Heitzman Embraces the Switch to Tight End

Despite lining up on the defensive line for the Wolverines in 2013, junior Keith Heitzman will be contributing to "Team 135" a bit differently than he had originally intended. With the ACL injury to sophomore tight end Jake Butt, depth at the position has become a concern for Michigan and Heitzman appears to be the solution.

ANN ARBOR, Mich. -- Keith Heitzman has played in at least 11 games on the defensive line in each of the last two seasons, but 2014 will offer unique challenges to the newly-appointed redshirt junior tight end. Heitzman was caught off guard when Michigan coach Brady Hoke issued the news of his position change.

"Coach Hoke brought me into his office and made that announcement kind of bluntly," said Heitzman. "At first he commented on making a position change and at first I thought that meant inside defense and I was bummed out a little bit because I would have to gain like fifteen pounds. Then he said tight end and honestly I was in shock for a moment. I thought that was a huge change. It was definitely shocking."

Heitzman is open to being used on both sides of the ball, and he indicates that he will remain wearing No. 92 for the time being. His new position, however, does bring about several new tasks that will require some adjustment.

"I love both positions and I love both sides of the ball," said Heitzman. "I was definitely excited to do something new and lose weight. I was happy about that. Running and catching the ball and stuff."

Playing on the opposite side of the football this year, Heitzman already sees some similarity between tight end and the defensive line, primarily in the blocking schemes.

"The transition from blocking isn't necessarily a whole lot," said Heitzman. "It's pretty basic. You've got your first step and your second quickstep to gather yourself. The steps and the muscle memory make it not awful. It's actually pretty simple."

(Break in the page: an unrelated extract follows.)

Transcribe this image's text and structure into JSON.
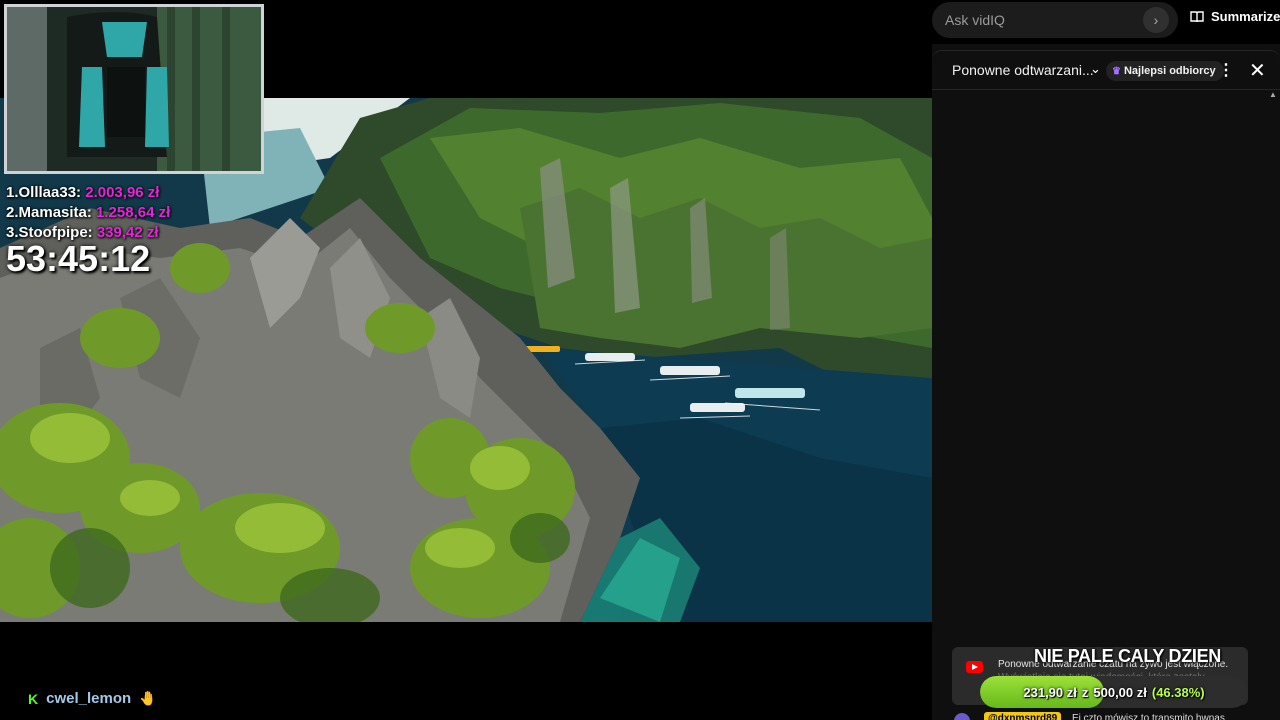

These aspects have helped ease Heitzman into his new role on offense this spring. Even though his progression at tight end has been accelerated due to his prior experience at the position, some areas take more time to master.

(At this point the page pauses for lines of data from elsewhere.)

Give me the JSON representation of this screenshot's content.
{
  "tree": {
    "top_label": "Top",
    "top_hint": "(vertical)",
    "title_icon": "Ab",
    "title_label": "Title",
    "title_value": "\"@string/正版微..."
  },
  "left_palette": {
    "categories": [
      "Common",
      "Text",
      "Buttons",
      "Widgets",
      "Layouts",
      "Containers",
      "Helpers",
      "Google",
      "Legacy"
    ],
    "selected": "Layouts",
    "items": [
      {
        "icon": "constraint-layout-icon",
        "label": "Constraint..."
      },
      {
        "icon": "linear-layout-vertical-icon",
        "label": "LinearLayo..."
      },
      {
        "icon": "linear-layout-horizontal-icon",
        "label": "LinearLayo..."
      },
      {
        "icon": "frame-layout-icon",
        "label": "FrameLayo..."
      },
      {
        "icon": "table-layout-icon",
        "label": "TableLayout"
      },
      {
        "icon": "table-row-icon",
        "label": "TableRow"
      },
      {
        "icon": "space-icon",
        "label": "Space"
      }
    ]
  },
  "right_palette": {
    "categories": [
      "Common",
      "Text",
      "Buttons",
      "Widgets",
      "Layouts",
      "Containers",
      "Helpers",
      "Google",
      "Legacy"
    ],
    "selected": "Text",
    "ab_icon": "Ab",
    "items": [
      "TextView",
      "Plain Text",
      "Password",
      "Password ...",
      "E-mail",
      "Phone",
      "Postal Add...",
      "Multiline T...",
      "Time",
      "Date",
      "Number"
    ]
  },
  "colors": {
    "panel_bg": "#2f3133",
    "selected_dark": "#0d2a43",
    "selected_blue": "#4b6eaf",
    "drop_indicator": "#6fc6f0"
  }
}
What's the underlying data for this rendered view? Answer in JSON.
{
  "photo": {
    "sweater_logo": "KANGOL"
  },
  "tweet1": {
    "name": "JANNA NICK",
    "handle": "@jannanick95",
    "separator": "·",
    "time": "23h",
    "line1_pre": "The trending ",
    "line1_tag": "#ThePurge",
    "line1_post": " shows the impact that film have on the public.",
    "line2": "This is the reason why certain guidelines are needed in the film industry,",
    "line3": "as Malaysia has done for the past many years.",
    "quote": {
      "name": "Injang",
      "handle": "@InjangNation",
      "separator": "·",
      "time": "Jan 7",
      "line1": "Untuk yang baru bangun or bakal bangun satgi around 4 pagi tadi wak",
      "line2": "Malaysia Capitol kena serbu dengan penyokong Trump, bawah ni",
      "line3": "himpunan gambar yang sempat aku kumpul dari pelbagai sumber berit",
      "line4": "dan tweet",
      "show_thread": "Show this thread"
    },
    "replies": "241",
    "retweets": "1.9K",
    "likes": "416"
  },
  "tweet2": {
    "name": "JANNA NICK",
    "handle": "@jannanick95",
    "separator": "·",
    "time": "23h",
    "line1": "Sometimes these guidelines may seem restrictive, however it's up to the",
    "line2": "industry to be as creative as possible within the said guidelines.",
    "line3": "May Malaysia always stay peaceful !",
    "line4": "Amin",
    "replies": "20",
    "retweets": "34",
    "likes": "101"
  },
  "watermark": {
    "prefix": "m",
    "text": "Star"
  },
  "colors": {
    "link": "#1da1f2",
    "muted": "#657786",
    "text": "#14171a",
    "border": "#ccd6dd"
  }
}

"Learning the offense mentally and making reads on the defense," said Heitzman. "Adjusting routes and running routes, so the mental point. [The tight ends] have all been there in the meeting room giving me little pointers and things like that. They've been great."

One of the tight ends that Heitzman has been working closest with thus far is junior A.J. Williams. The two tight ends have worked together as they each approach learning offensive coordinator Doug Nussmeier's offense as a unit.

"Especially with this new style of practice everyone is getting a lot more reps," said Heitzman. "So right now I am rotating with A.J. [Williams] a little so it's been a little less. A couple practices ago I was the designated two tight end and I took all two reps which was a lot more."

Coach Nussmeier's up-tempo practice style has already had an impact on players this year as Heitzman confirmed based on what he has gathered at tight end.

"It's definitely noticeable," said Heitzman. "I can't comment on it too much because I was on the defensive side and both sides are definitely different. Defense has always been a real tempo thing- running to the ball every single play, run off the field and stuff like that. But talking with people is a definite change."

The transition to tight end has been acclimated by Heitzman's experience at the position in high school for Hilliard (Oh.) Davidson. Much of his success at tight end thus far can be attributed to his original position coach.

"I had a really good tight end coach," said Heitzman. "He definitely taught me a lot of the basics like stepping the right way and hands inside and just driving your feet. I would say I definitely learned that in high school and I'm bringing it back now. I think I was the second leading receiver. It's not saying much, like 2 passes, but it was something."